Innovation/Global Crisis Blog
Three Cheers for David Beers… David Who?
By Shlomo Maital
Very few people have heard of David Beers. He is the head of Standard & Poor’s sovereign bond rating department. He makes the decision whether to, for instance, downgrade America’s Treasury bond rating from AAA to AA plus. Which is just what he did last Friday, after the stock market closed in New York. Both before and after his decision he was subject to pressures one can only imagine – including a claim by the U.S. Treasury Dept. that he and his team made a mistake amounting to $2 trillion, in estimating America’s debt burden. (It turns out that $2 trillion, which is 14 per cent of US GDP, is insignificant; $15 trillion have to be cut from America’s budget in the next decade!).
Former U.S. Assistant Treasury Secretary Larry Summers vilified Beers, recalling that S&P failed to downgrade mortgage-backed securities and hence directly helped cause the global financial crisis in 2007-9. Thanks, Larry, we had forgotten that. But, Larry, as you well know, Beers had nothing to do with that – that was another department in S&P. Do you think the Republican and Democrat leaders, including the President, bear any responsibility, for an anemic deficit-reduction plan that only cuts spending by $20 b. this year?
Here is the key fact that justifies Beers’ courageous decision, which fires a shot across the bow of America’s dysfunctional politicians. (From Bloomberg Business Week):
“A June analysis by the Congressional Budget Office concluded that keeping the U.S.’s ratio of debt to gross domestic product at current levels until the year 2085 (to avoid scaring off investors) would require spending cuts, tax hikes, or a combination of both equal to 8.3 percent of GDP each year for the next 75 years, vs. the most likely (i.e. “alternative”) scenario. That translates to $15 trillion over the next decade—or more than three times what Obama and Boehner were considering. You start to see why, absent signs of a serious commitment to deficit reduction, the rating services are warning they may downgrade the federal government’s triple-A rating even if Congress does meet the Aug. 2 deadline. Fortunately, our debt hole is escapable. But digging out requires that leaders of both parties come to terms with just how deep it is.
In other words, just to keep America from sinking deeper in debt, American consumers, for instance, will have to lower their average standard of living by 12 per cent (lowering personal consumption from 70 per cent of GDP to 62.5 per cent – still far higher than in China, for instance). This is not impossible, or even draconian. It means giving up all eating out and entertainment, for example.
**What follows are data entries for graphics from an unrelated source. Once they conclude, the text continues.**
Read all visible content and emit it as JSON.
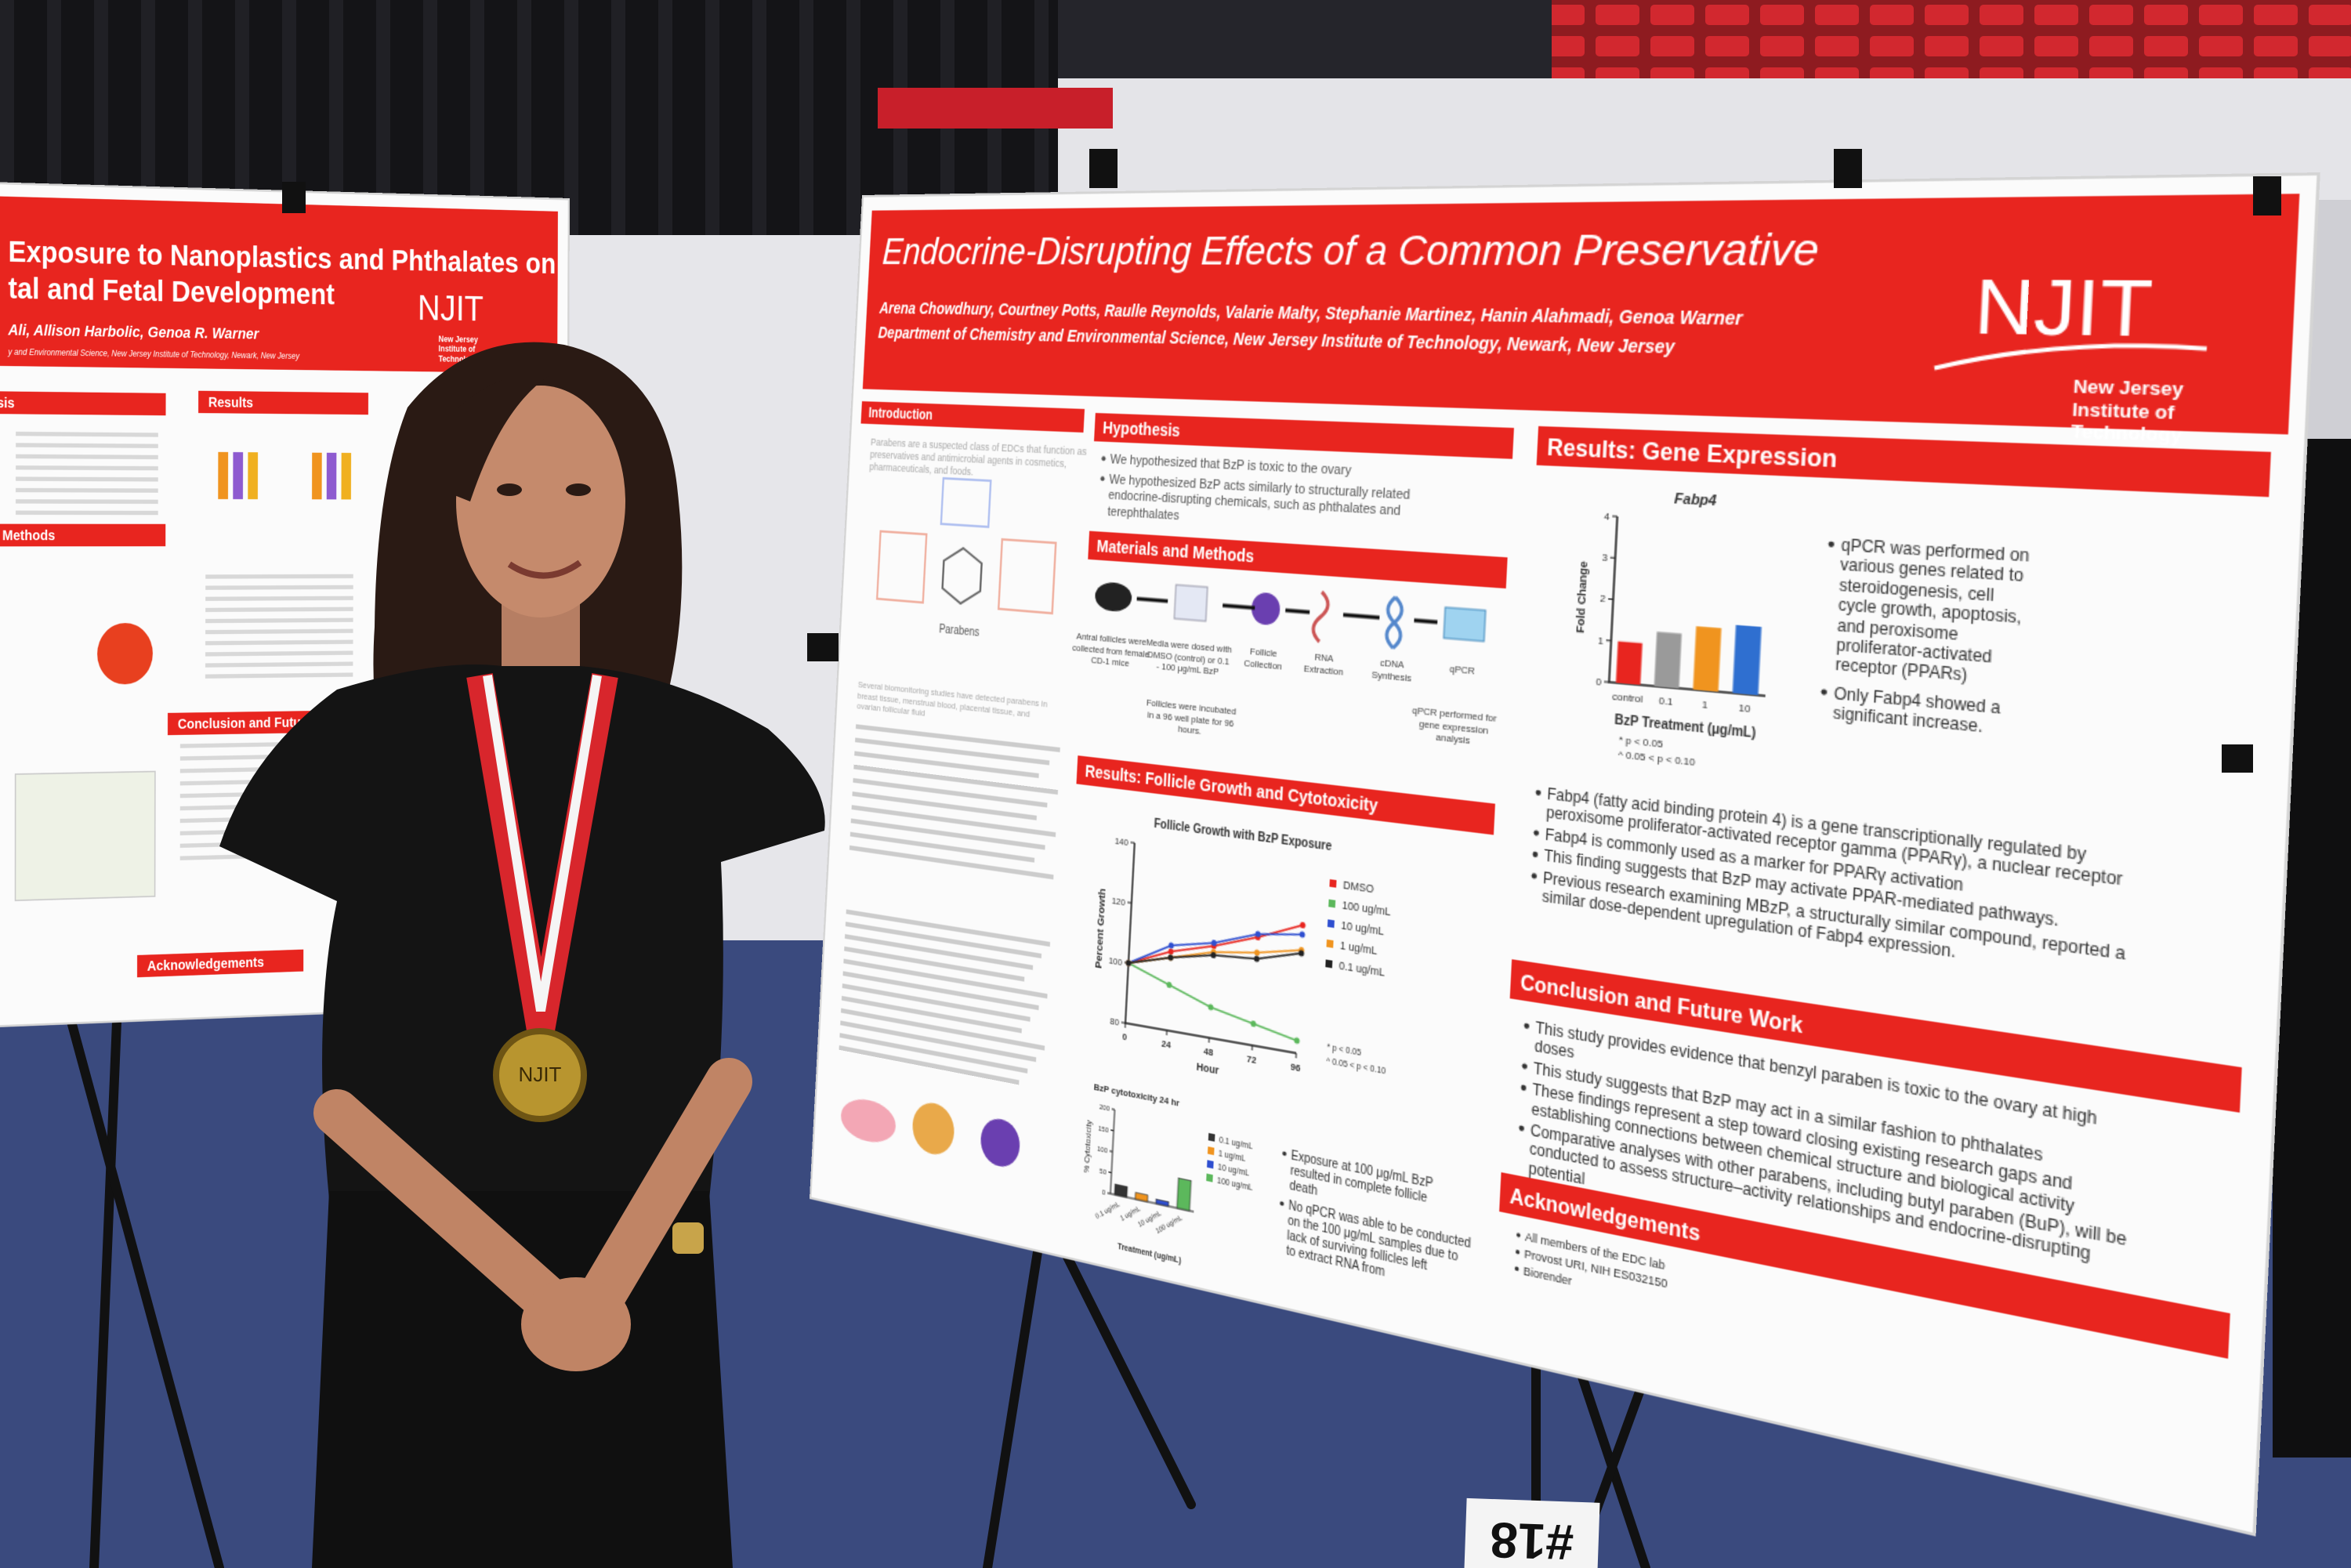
{
  "main_poster": {
    "title": "Endocrine-Disrupting Effects of a Common Preservative",
    "authors": "Arena Chowdhury, Courtney Potts, Raulle Reynolds, Valarie Malty, Stephanie Martinez, Hanin Alahmadi, Genoa Warner",
    "affiliation": "Department of Chemistry and Environmental Science, New Jersey Institute of Technology, Newark, New Jersey",
    "logo": "NJIT",
    "logo_subtitle": "New Jersey Institute of Technology",
    "introduction": {
      "heading": "Introduction",
      "paragraphs": [
        "Parabens are a suspected class of EDCs that function as preservatives and antimicrobial agents in cosmetics, pharmaceuticals, and foods.",
        "Several biomonitoring studies have detected parabens in breast tissue, menstrual blood, placental tissue, and ovarian follicular fluid"
      ],
      "figure_label": "Parabens"
    },
    "hypothesis": {
      "heading": "Hypothesis",
      "bullets": [
        "We hypothesized that BzP is toxic to the ovary",
        "We hypothesized BzP acts similarly to structurally related endocrine-disrupting chemicals, such as phthalates and terephthalates"
      ]
    },
    "methods": {
      "heading": "Materials and Methods",
      "steps": [
        "Antral follicles were collected from female CD-1 mice",
        "Media were dosed with DMSO (control) or 0.1 - 100 μg/mL BzP",
        "Follicle Collection",
        "RNA Extraction",
        "cDNA Synthesis",
        "qPCR"
      ],
      "notes": [
        "Follicles were incubated in a 96 well plate for 96 hours.",
        "qPCR performed for gene expression analysis"
      ]
    },
    "follicle_results": {
      "heading": "Results: Follicle Growth and Cytotoxicity",
      "growth_chart": {
        "title": "Follicle Growth with BzP Exposure",
        "x_label": "Hour",
        "y_label": "Percent Growth",
        "x": [
          0,
          24,
          48,
          72,
          96
        ],
        "xlim": [
          0,
          96
        ],
        "ylim": [
          80,
          140
        ],
        "xticks": [
          0,
          24,
          48,
          72,
          96
        ],
        "yticks": [
          80,
          100,
          120,
          140
        ],
        "series": [
          {
            "name": "DMSO",
            "color": "#e8251f",
            "values": [
              100,
              106,
              110,
              115,
              121
            ]
          },
          {
            "name": "100 ug/mL",
            "color": "#5cb85c",
            "values": [
              100,
              95,
              90,
              87,
              84
            ]
          },
          {
            "name": "10 ug/mL",
            "color": "#2f4fd0",
            "values": [
              100,
              108,
              111,
              116,
              118
            ]
          },
          {
            "name": "1 ug/mL",
            "color": "#f0941f",
            "values": [
              100,
              104,
              108,
              110,
              113
            ]
          },
          {
            "name": "0.1 ug/mL",
            "color": "#222222",
            "values": [
              100,
              104,
              107,
              108,
              112
            ]
          }
        ],
        "notes": [
          "* p < 0.05",
          "^ 0.05 < p < 0.10"
        ]
      },
      "cytotoxicity_chart": {
        "title": "BzP cytotoxicity 24 hr",
        "x_label": "Treatment (ug/mL)",
        "y_label": "% Cytotoxicity",
        "categories": [
          "0.1 ug/mL",
          "1 ug/mL",
          "10 ug/mL",
          "100 ug/mL"
        ],
        "values": [
          25,
          15,
          10,
          70
        ],
        "colors": [
          "#333333",
          "#f0941f",
          "#2f4fd0",
          "#5cb85c"
        ],
        "ylim": [
          0,
          200
        ],
        "yticks": [
          0,
          50,
          100,
          150,
          200
        ]
      },
      "bullets": [
        "Exposure at 100 μg/mL BzP resulted in complete follicle death",
        "No qPCR was able to be conducted on the 100 μg/mL samples due to lack of surviving follicles left to extract RNA from"
      ]
    },
    "gene_results": {
      "heading": "Results: Gene Expression",
      "chart": {
        "title": "Fabp4",
        "x_label": "BzP Treatment (μg/mL)",
        "y_label": "Fold Change",
        "categories": [
          "control",
          "0.1",
          "1",
          "10"
        ],
        "values": [
          1.0,
          1.3,
          1.5,
          1.6
        ],
        "colors": [
          "#e8251f",
          "#9a9a9a",
          "#f0941f",
          "#2f6fd0"
        ],
        "ylim": [
          0,
          4
        ],
        "yticks": [
          0,
          1,
          2,
          3,
          4
        ],
        "notes": [
          "* p < 0.05",
          "^ 0.05 < p < 0.10"
        ]
      },
      "bullets_beside": [
        "qPCR was performed on various genes related to steroidogenesis, cell cycle growth, apoptosis, and peroxisome proliferator-activated receptor (PPARs)",
        "Only Fabp4 showed a significant increase."
      ],
      "bullets": [
        "Fabp4 (fatty acid binding protein 4) is a gene transcriptionally regulated by peroxisome proliferator-activated receptor gamma (PPARγ), a nuclear receptor",
        "Fabp4 is commonly used as a marker for PPARγ activation",
        "This finding suggests that BzP may activate PPAR-mediated pathways.",
        "Previous research examining MBzP, a structurally similar compound, reported a similar dose-dependent upregulation of Fabp4 expression."
      ]
    },
    "conclusion": {
      "heading": "Conclusion and Future Work",
      "bullets": [
        "This study provides evidence that benzyl paraben is toxic to the ovary at high doses",
        "This study suggests that BzP may act in a similar fashion to phthalates",
        "These findings represent a step toward closing existing research gaps and establishing connections between chemical structure and biological activity",
        "Comparative analyses with other parabens, including butyl paraben (BuP), will be conducted to assess structure–activity relationships and endocrine-disrupting potential"
      ]
    },
    "acknowledgements": {
      "heading": "Acknowledgements",
      "bullets": [
        "All members of the EDC lab",
        "Provost URI, NIH ES032150",
        "Biorender"
      ]
    }
  },
  "left_poster": {
    "title_lines": [
      "Exposure to Nanoplastics and Phthalates on",
      "tal and Fetal Development"
    ],
    "authors": "Ali, Allison Harbolic, Genoa R. Warner",
    "affiliation": "y and Environmental Science, New Jersey Institute of Technology, Newark, New Jersey",
    "logo": "NJIT",
    "logo_subtitle": "New Jersey Institute of Technology",
    "headings": [
      "pothesis",
      "Results",
      "ls and Methods",
      "Conclusion and Future W",
      "Acknowledgements"
    ]
  },
  "medal": "NJIT",
  "table_number": "#18"
}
Has any American leader pointed out to Americans, that in order to dig the U.S. out of its hole, every American will have to stop eating out in restaurants and going to movies, forever (not just for a month or two)?
David Beers deserves praise. All those attacking him deserve sharp criticism. By attacking Beers, they are discrediting perhaps the last honest person in a position of authority in America, one willing to tell the truth.